I am rather suspicious of this code: https://github.com/jamulussoftware/jamulus/blob/cb5a880ecf0de5e0ac052e133c341a1237c3be0b/src/util.cpp#L760-L774
I think deleteLater() is relying on an event loop to perform the deletion. When our ParseNetworkAddressSrv() resolver is called from the connect dialog, that may well happen ok, although since this function will only be called once when connecting, it will be light on resources anyway. However, when called by a headless server, it seems plausible that the deleteLater queue might not get serviced in the same way. And that resolver function gets called repeatedly, once for each registration refresh.
However, at the moment, that is only an educated guess.
I think it's something different from what I thought above. I ran two servers - one headless and one GUI - on the same machine, both registered to private.jamulus.io with a refresh interval of 1 minute. They both lasted about an hour or so before they stopped registering. I then found that they were both completely unresponsive, probably deadlocked in some way. The GUI server would not respond to any action, and neither server would respond to control-C to terminate, nor a plain kill from the command line. I needed to use kill -9. More investigation needed.

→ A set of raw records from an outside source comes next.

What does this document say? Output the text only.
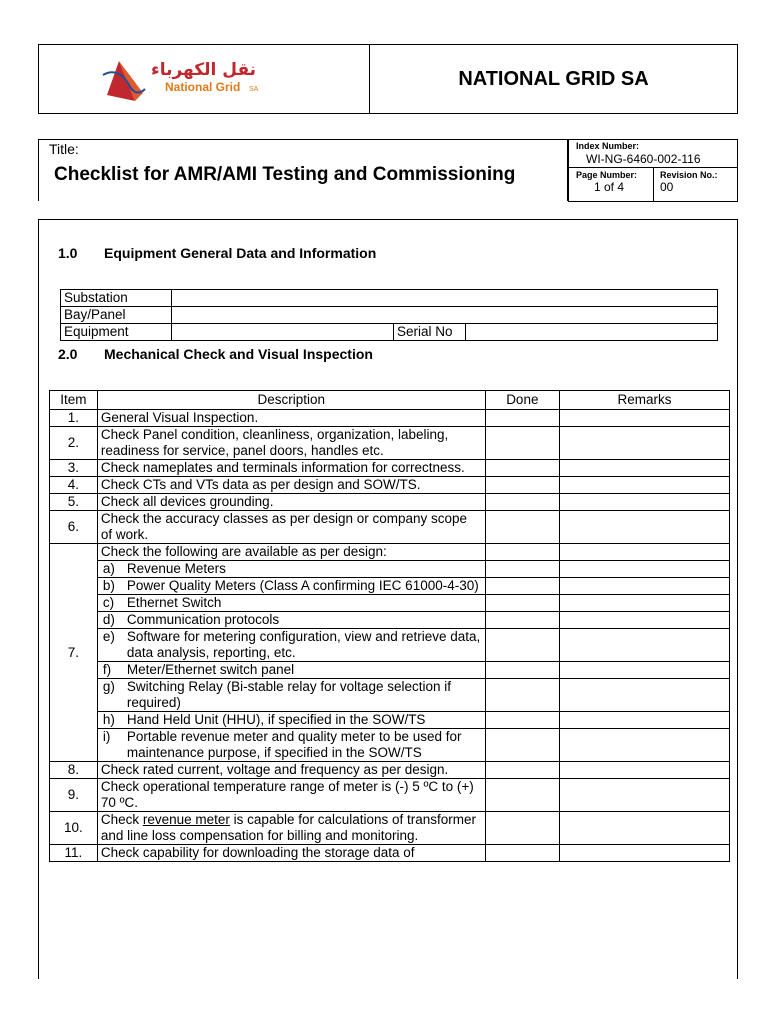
نقل الكهرباء
National Grid SA	NATIONAL GRID SA
Title:
Checklist for AMR/AMI Testing and Commissioning
Index Number:
WI-NG-6460-002-116
Page Number:
1 of 4
Revision No.:
00
1.0 Equipment General Data and Information
Substation			
Bay/Panel			
Equipment		Serial No	
2.0 Mechanical Check and Visual Inspection
Item	Description	Done	Remarks
1.	General Visual Inspection.		
2.	Check Panel condition, cleanliness, organization, labeling, readiness for service, panel doors, handles etc.		
3.	Check nameplates and terminals information for correctness.		
4.	Check CTs and VTs data as per design and SOW/TS.		
5.	Check all devices grounding.		
6.	Check the accuracy classes as per design or company scope of work.		
7.	Check the following are available as per design:		

	a) Revenue Meters		

	b) Power Quality Meters (Class A confirming IEC 61000-4-30)		

	c) Ethernet Switch		

	d) Communication protocols		

	e) Software for metering configuration, view and retrieve data, data analysis, reporting, etc.		

	f) Meter/Ethernet switch panel		

	g) Switching Relay (Bi-stable relay for voltage selection if required)		

	h) Hand Held Unit (HHU), if specified in the SOW/TS		

	i) Portable revenue meter and quality meter to be used for maintenance purpose, if specified in the SOW/TS		

8.	Check rated current, voltage and frequency as per design.		
9.	Check operational temperature range of meter is (-) 5 ºC to (+) 70 ºC.		
10.	Check revenue meter is capable for calculations of transformer and line loss compensation for billing and monitoring.		
11.	Check capability for downloading the storage data of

It may be that we just need to try a different implementation of the DNS lookup for SRV. I'm investigating that possibility too.
I modified global.h as suggested and experienced the same thing. I'm at a loss as to further troubleshooting.

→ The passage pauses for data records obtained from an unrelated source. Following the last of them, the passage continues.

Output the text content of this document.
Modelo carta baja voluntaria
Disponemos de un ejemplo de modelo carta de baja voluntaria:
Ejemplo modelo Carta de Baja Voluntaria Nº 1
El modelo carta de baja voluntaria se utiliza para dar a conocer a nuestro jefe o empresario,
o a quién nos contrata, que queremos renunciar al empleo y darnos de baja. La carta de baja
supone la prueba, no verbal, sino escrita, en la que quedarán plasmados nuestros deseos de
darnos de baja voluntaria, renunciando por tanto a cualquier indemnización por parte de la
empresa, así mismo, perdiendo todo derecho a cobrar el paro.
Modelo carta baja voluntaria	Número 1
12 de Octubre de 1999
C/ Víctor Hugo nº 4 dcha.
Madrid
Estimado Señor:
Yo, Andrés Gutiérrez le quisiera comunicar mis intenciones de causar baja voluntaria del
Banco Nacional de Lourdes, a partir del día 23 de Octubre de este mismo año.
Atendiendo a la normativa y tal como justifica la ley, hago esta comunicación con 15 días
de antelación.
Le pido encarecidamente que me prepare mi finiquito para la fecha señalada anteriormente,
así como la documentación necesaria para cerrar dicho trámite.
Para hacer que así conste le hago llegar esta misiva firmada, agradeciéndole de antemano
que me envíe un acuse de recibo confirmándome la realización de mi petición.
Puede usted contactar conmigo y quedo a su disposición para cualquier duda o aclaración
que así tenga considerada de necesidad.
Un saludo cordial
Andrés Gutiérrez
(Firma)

@softins Seeing as this isn't working as expected, shall I close this MR?
I modified
global.has suggested and experienced the same thing. I'm at a loss as to further troubleshooting.@softins Seeing as this isn't working as expected, shall I close this MR?
I think you should leave it open, but set it to draft. There is nothing wrong with your change; the problem is deeper.
I have been looking at this recently, and found there is something in Qt's QDnsLookup that locks up on exactly the 60th invocation. I haven't yet found why, but have had detailed conversations with ChatGPT about possible changes in approach.
I'm still looking at it as time permits
Fair enough. I have converted to draft, thanks.